A/B Testing & Eye Tracking

A/B Testing & Eye Tracking — UX Research

design2021· UX researcher

A/B Testing & Eye Tracking

Role: UX Researcher · Course: CSCI 1300, Brown University

Team: Miranda Mo, Jennifer He, Milanca Wang

Context

This project was made for CSCI 1300: User Interfaces and User Experiences, a class at Brown University taught by Jeff Huang. Our goal was to research how affordances affect user behavior by analyzing data through A/B testing and eye tracking.

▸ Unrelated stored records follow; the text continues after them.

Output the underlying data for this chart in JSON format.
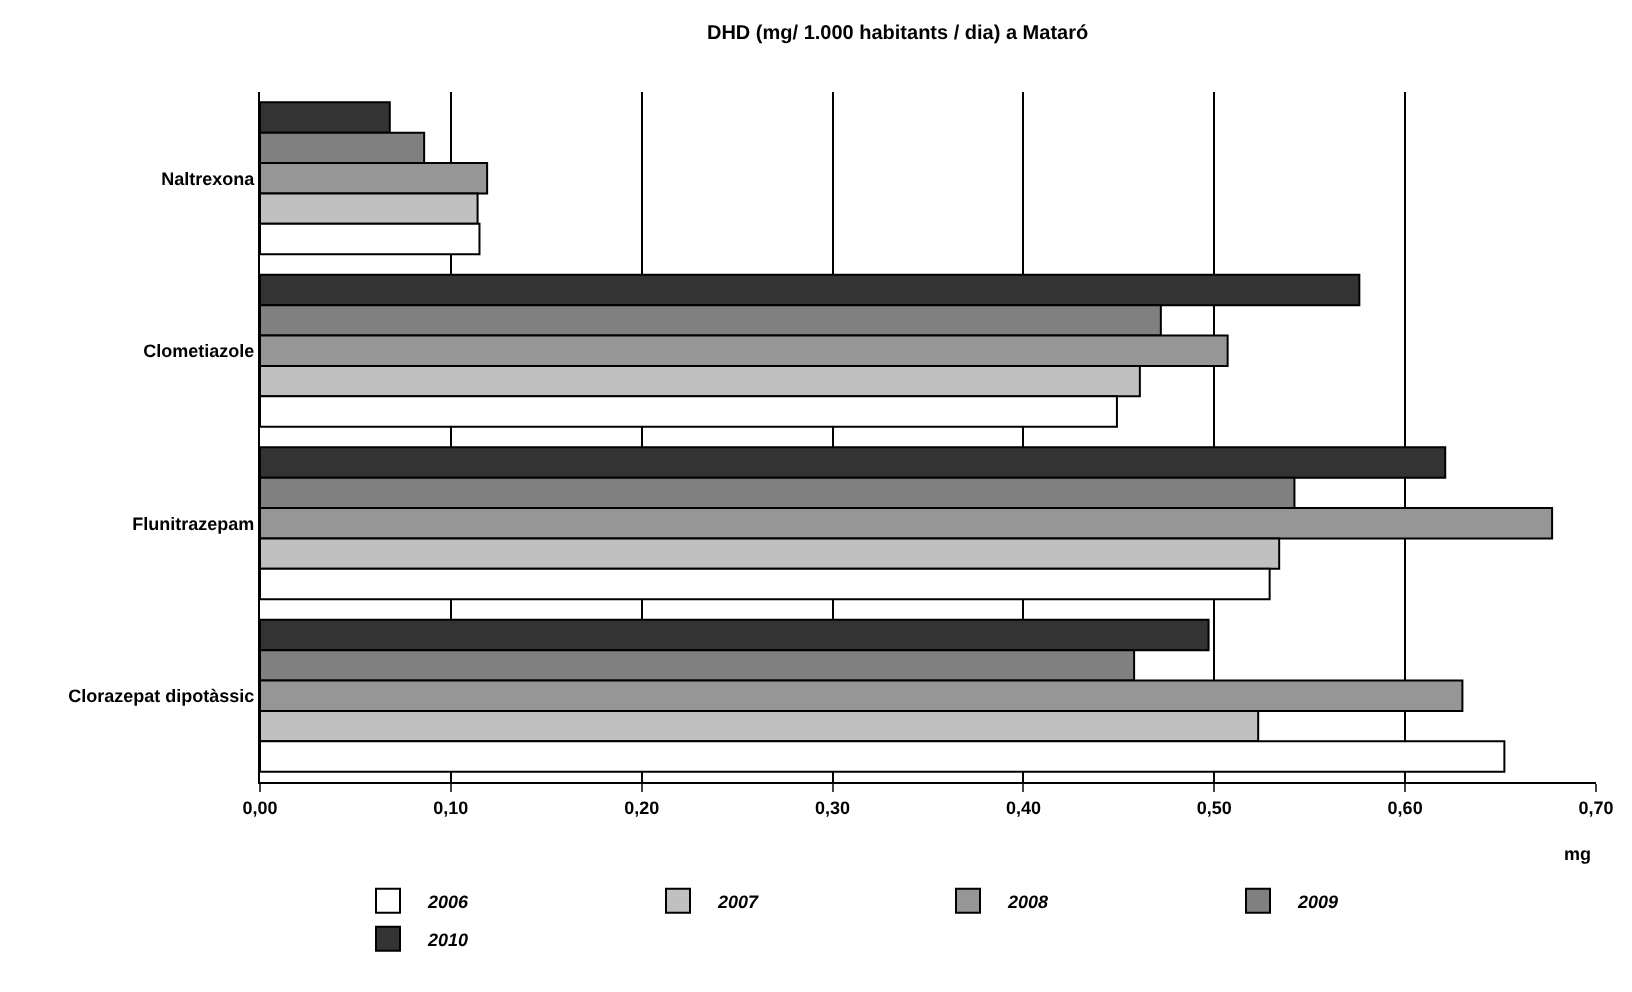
{
  "chart_data": {
    "type": "bar",
    "orientation": "horizontal",
    "title": "DHD (mg/ 1.000 habitants / dia) a Mataró",
    "xlabel": "mg",
    "categories": [
      "Naltrexona",
      "Clometiazole",
      "Flunitrazepam",
      "Clorazepat dipotàssic"
    ],
    "series": [
      {
        "name": "2006",
        "color": "#ffffff",
        "values": [
          0.115,
          0.449,
          0.529,
          0.652
        ]
      },
      {
        "name": "2007",
        "color": "#c0c0c0",
        "values": [
          0.114,
          0.461,
          0.534,
          0.523
        ]
      },
      {
        "name": "2008",
        "color": "#969696",
        "values": [
          0.119,
          0.507,
          0.677,
          0.63
        ]
      },
      {
        "name": "2009",
        "color": "#808080",
        "values": [
          0.086,
          0.472,
          0.542,
          0.458
        ]
      },
      {
        "name": "2010",
        "color": "#333333",
        "values": [
          0.068,
          0.576,
          0.621,
          0.497
        ]
      }
    ],
    "xlim": [
      0,
      0.7
    ],
    "xticks": [
      {
        "value": 0,
        "label": "0,00"
      },
      {
        "value": 0.1,
        "label": "0,10"
      },
      {
        "value": 0.2,
        "label": "0,20"
      },
      {
        "value": 0.3,
        "label": "0,30"
      },
      {
        "value": 0.4,
        "label": "0,40"
      },
      {
        "value": 0.5,
        "label": "0,50"
      },
      {
        "value": 0.6,
        "label": "0,60"
      },
      {
        "value": 0.7,
        "label": "0,70"
      }
    ],
    "grid": "x",
    "legend": "bottom"
  }
}
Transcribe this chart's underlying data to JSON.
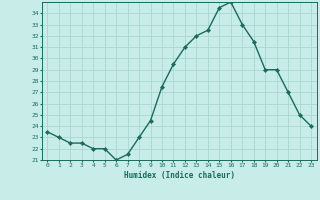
{
  "x": [
    0,
    1,
    2,
    3,
    4,
    5,
    6,
    7,
    8,
    9,
    10,
    11,
    12,
    13,
    14,
    15,
    16,
    17,
    18,
    19,
    20,
    21,
    22,
    23
  ],
  "y": [
    23.5,
    23.0,
    22.5,
    22.5,
    22.0,
    22.0,
    21.0,
    21.5,
    23.0,
    24.5,
    27.5,
    29.5,
    31.0,
    32.0,
    32.5,
    34.5,
    35.0,
    33.0,
    31.5,
    29.0,
    29.0,
    27.0,
    25.0,
    24.0
  ],
  "xlabel": "Humidex (Indice chaleur)",
  "xticks": [
    0,
    1,
    2,
    3,
    4,
    5,
    6,
    7,
    8,
    9,
    10,
    11,
    12,
    13,
    14,
    15,
    16,
    17,
    18,
    19,
    20,
    21,
    22,
    23
  ],
  "yticks": [
    21,
    22,
    23,
    24,
    25,
    26,
    27,
    28,
    29,
    30,
    31,
    32,
    33,
    34
  ],
  "ylim": [
    21,
    35
  ],
  "xlim": [
    -0.5,
    23.5
  ],
  "line_color": "#1a6b5a",
  "bg_color": "#c8ece8",
  "grid_color": "#a8d8d0",
  "marker": "D",
  "markersize": 2.2,
  "linewidth": 1.0
}
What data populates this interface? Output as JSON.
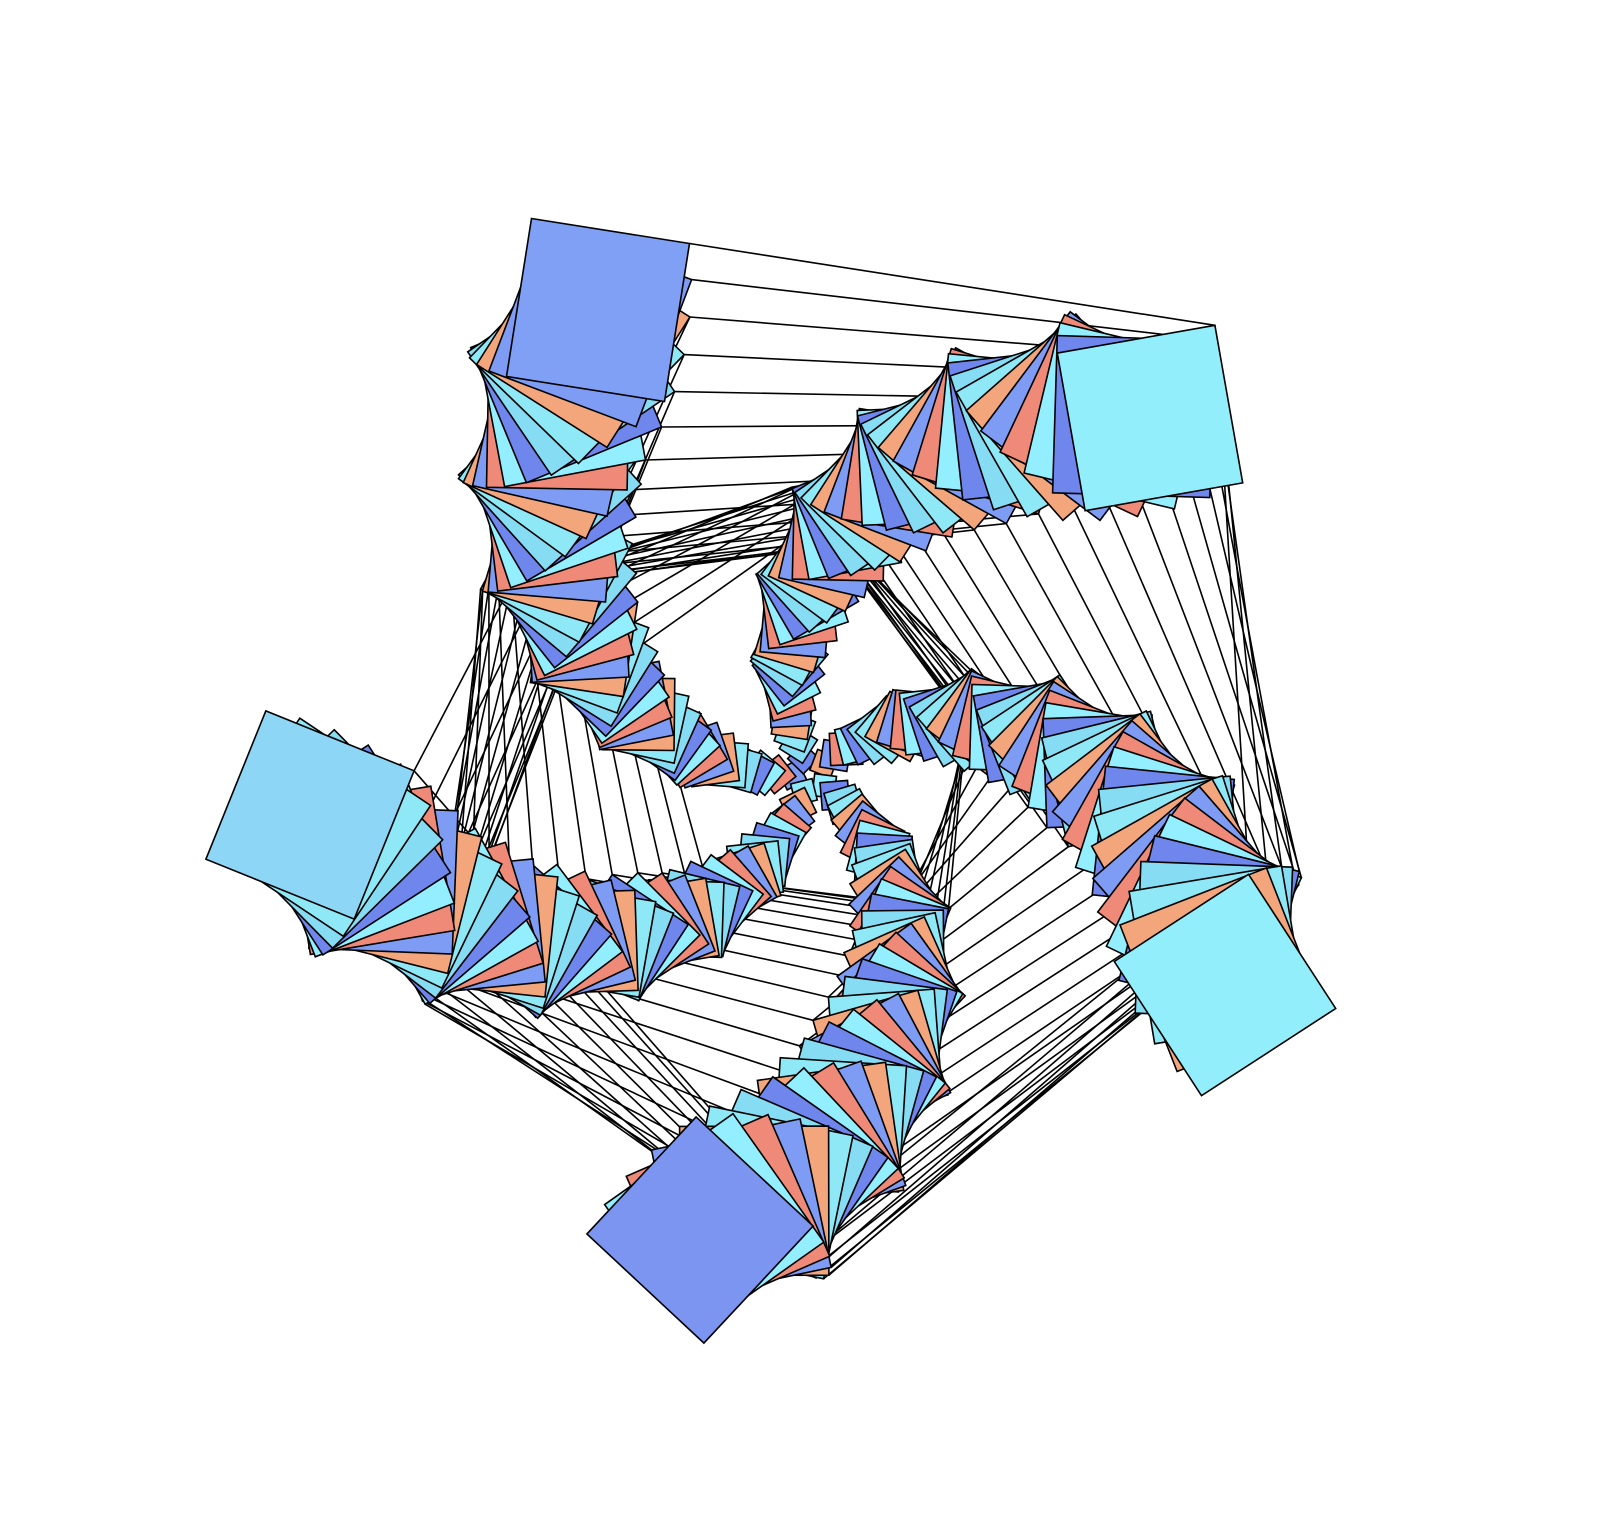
{
  "figure": {
    "kind": "pentagonal spiral of rotated squares",
    "arms": 5,
    "squares_per_arm": 44,
    "fill_palette": [
      "#7f9cf5",
      "#8ee8f5",
      "#6f86ec",
      "#f08a78",
      "#f3a57c",
      "#86dcf3",
      "#93efff"
    ],
    "end_square_colors": [
      "#7fa0f4",
      "#92eefa",
      "#92eefa",
      "#7b95f0",
      "#8ed6f6"
    ],
    "stroke_color": "#000000",
    "background": "#ffffff"
  }
}
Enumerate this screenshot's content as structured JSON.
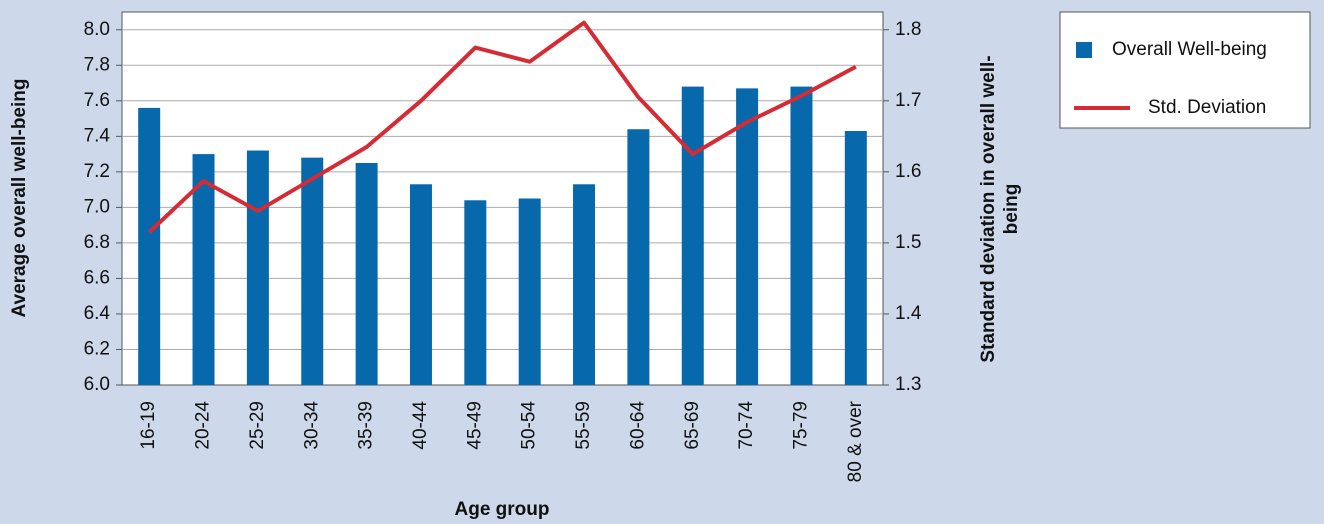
{
  "chart_data": {
    "type": "bar",
    "x_label": "Age group",
    "y_label": "Average overall well-being",
    "y2_label": "Standard deviation in overall well-being",
    "categories": [
      "16-19",
      "20-24",
      "25-29",
      "30-34",
      "35-39",
      "40-44",
      "45-49",
      "50-54",
      "55-59",
      "60-64",
      "65-69",
      "70-74",
      "75-79",
      "80 & over"
    ],
    "series": [
      {
        "name": "Overall Well-being",
        "type": "bar",
        "color": "#0868ac",
        "values": [
          7.56,
          7.3,
          7.32,
          7.28,
          7.25,
          7.13,
          7.04,
          7.05,
          7.13,
          7.44,
          7.68,
          7.67,
          7.68,
          7.43
        ]
      },
      {
        "name": "Std. Deviation",
        "type": "line",
        "axis": "y2",
        "color": "#d52b35",
        "values": [
          1.515,
          1.587,
          1.545,
          1.59,
          1.635,
          1.7,
          1.775,
          1.755,
          1.81,
          1.705,
          1.625,
          1.67,
          1.707,
          1.748
        ]
      }
    ],
    "ylim": [
      6.0,
      8.1
    ],
    "yticks": [
      {
        "value": 6,
        "label": "6.0"
      },
      6.2,
      6.4,
      6.6,
      6.8,
      {
        "value": 7,
        "label": "7.0"
      },
      7.2,
      7.4,
      7.6,
      7.8,
      {
        "value": 8,
        "label": "8.0"
      }
    ],
    "y2lim": [
      1.3,
      1.825
    ],
    "y2ticks": [
      1.3,
      1.4,
      1.5,
      1.6,
      1.7,
      1.8
    ],
    "grid": true,
    "legend": "right"
  }
}
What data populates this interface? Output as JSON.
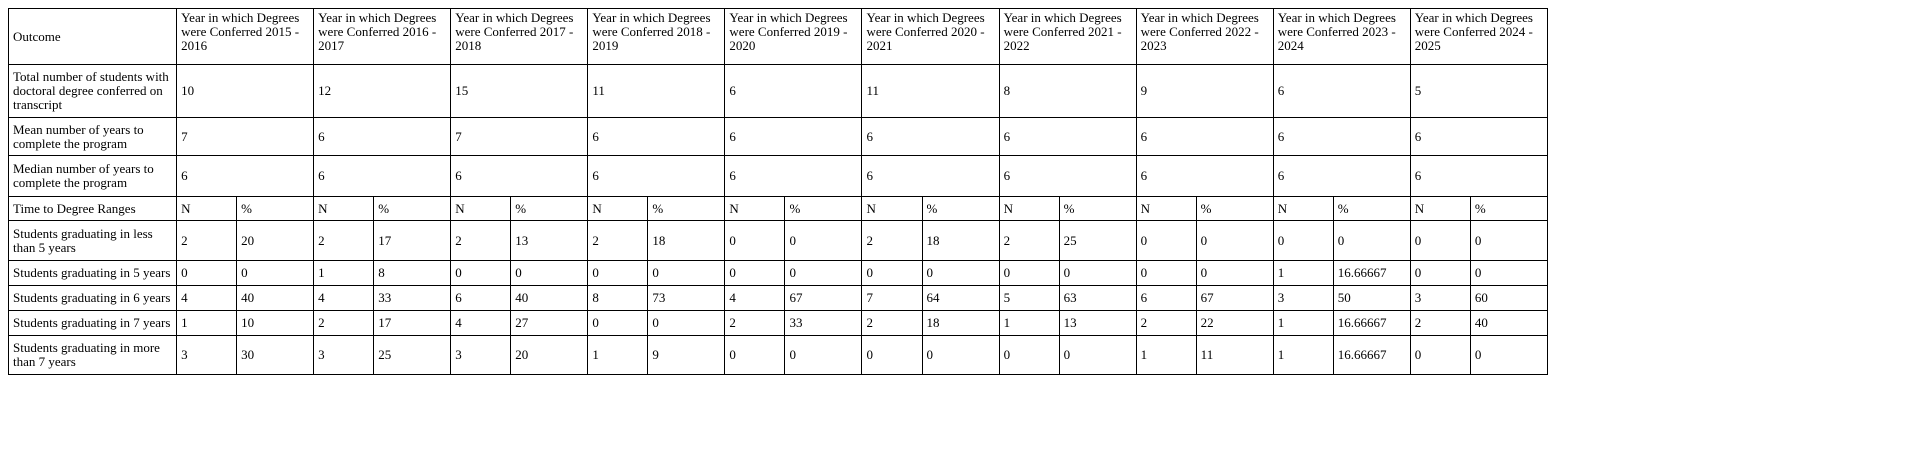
{
  "header": {
    "outcome": "Outcome",
    "years": [
      "Year in which Degrees were Conferred 2015 - 2016",
      "Year in which Degrees were Conferred 2016 - 2017",
      "Year in which Degrees were Conferred 2017 - 2018",
      "Year in which Degrees were Conferred 2018 - 2019",
      "Year in which Degrees were Conferred 2019 - 2020",
      "Year in which Degrees were Conferred 2020 - 2021",
      "Year in which Degrees were Conferred 2021 - 2022",
      "Year in which Degrees were Conferred 2022 - 2023",
      "Year in which Degrees were Conferred 2023 - 2024",
      "Year in which Degrees were Conferred 2024 - 2025"
    ]
  },
  "summary_rows": [
    {
      "label": "Total number of students with doctoral degree conferred on transcript",
      "values": [
        10,
        12,
        15,
        11,
        6,
        11,
        8,
        9,
        6,
        5
      ]
    },
    {
      "label": "Mean number of years to complete the program",
      "values": [
        7,
        6,
        7,
        6,
        6,
        6,
        6,
        6,
        6,
        6
      ]
    },
    {
      "label": "Median number of years to complete the program",
      "values": [
        6,
        6,
        6,
        6,
        6,
        6,
        6,
        6,
        6,
        6
      ]
    }
  ],
  "ranges": {
    "label": "Time to Degree Ranges",
    "n": "N",
    "pct": "%"
  },
  "range_rows": [
    {
      "label": "Students graduating in less than 5 years",
      "values": [
        [
          2,
          20
        ],
        [
          2,
          17
        ],
        [
          2,
          13
        ],
        [
          2,
          18
        ],
        [
          0,
          0
        ],
        [
          2,
          18
        ],
        [
          2,
          25
        ],
        [
          0,
          0
        ],
        [
          0,
          0
        ],
        [
          0,
          0
        ]
      ]
    },
    {
      "label": "Students graduating in 5 years",
      "values": [
        [
          0,
          0
        ],
        [
          1,
          8
        ],
        [
          0,
          0
        ],
        [
          0,
          0
        ],
        [
          0,
          0
        ],
        [
          0,
          0
        ],
        [
          0,
          0
        ],
        [
          0,
          0
        ],
        [
          1,
          16.66667
        ],
        [
          0,
          0
        ]
      ]
    },
    {
      "label": "Students graduating in 6 years",
      "values": [
        [
          4,
          40
        ],
        [
          4,
          33
        ],
        [
          6,
          40
        ],
        [
          8,
          73
        ],
        [
          4,
          67
        ],
        [
          7,
          64
        ],
        [
          5,
          63
        ],
        [
          6,
          67
        ],
        [
          3,
          50
        ],
        [
          3,
          60
        ]
      ]
    },
    {
      "label": "Students graduating in 7 years",
      "values": [
        [
          1,
          10
        ],
        [
          2,
          17
        ],
        [
          4,
          27
        ],
        [
          0,
          0
        ],
        [
          2,
          33
        ],
        [
          2,
          18
        ],
        [
          1,
          13
        ],
        [
          2,
          22
        ],
        [
          1,
          16.66667
        ],
        [
          2,
          40
        ]
      ]
    },
    {
      "label": "Students graduating in more than 7 years",
      "values": [
        [
          3,
          30
        ],
        [
          3,
          25
        ],
        [
          3,
          20
        ],
        [
          1,
          9
        ],
        [
          0,
          0
        ],
        [
          0,
          0
        ],
        [
          0,
          0
        ],
        [
          1,
          11
        ],
        [
          1,
          16.66667
        ],
        [
          0,
          0
        ]
      ]
    }
  ]
}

For this project, we created two new and improved versions of a taxi booking site. For Version A, we used a vertical layout. We added grid boxes around each taxi option and a drop shadow to emphasize the different sections. We also used different font sizes for the name of the taxi and the description to add distinction between the different pieces of information. For Version B, we used a horizontal layout that placed all of the taxi options next to each other contained within the whole screen. We also added grid boxes around each taxi to make the content more readable. For both versions, we used the same color palette so that color was not a factor — instead, we focused on how the two different layouts would affect behavioral trends such as click through rate, time to click, dwell time, and return rate.

Part 1: A/B Testing

First, we made a series of hypotheses on how the two versions of our sites would perform based on four metrics (click through rate, time to click, dwell time, and return rate). Then, we tested our hypotheses by having users navigate through one of our two sites and analyzed the data to conclude whether our results are statistically significant, using either a Chi-Squared test or T-test.

Hypotheses

Click Through Rate

Null: The click-through rate of Version A will be equal to that of Version B.

Alternative: The click-through rate of Version A will be greater than that of Version B because the layout of Version A is cleaner and entices the user to select a service offered.

Time to Click

Null: The time to click will be the same in Version A and Version B.

Alternative: The time to click a button on Version A will be shorter than that of Version B because the button on Version A is larger, and there is less content on the initial screen for Version A compared to Version B.

Dwell Time

Null: The dwell time will be the same in Version A and Version B.

Alternative: The dwell time for Version A will be shorter than that of Version B because users of Version B see all taxi companies on the page at once and are more likely to choose to click on a company that they will likely stick with.

Return Rate

Null: The return rate of Version A will be equal to that of Version B.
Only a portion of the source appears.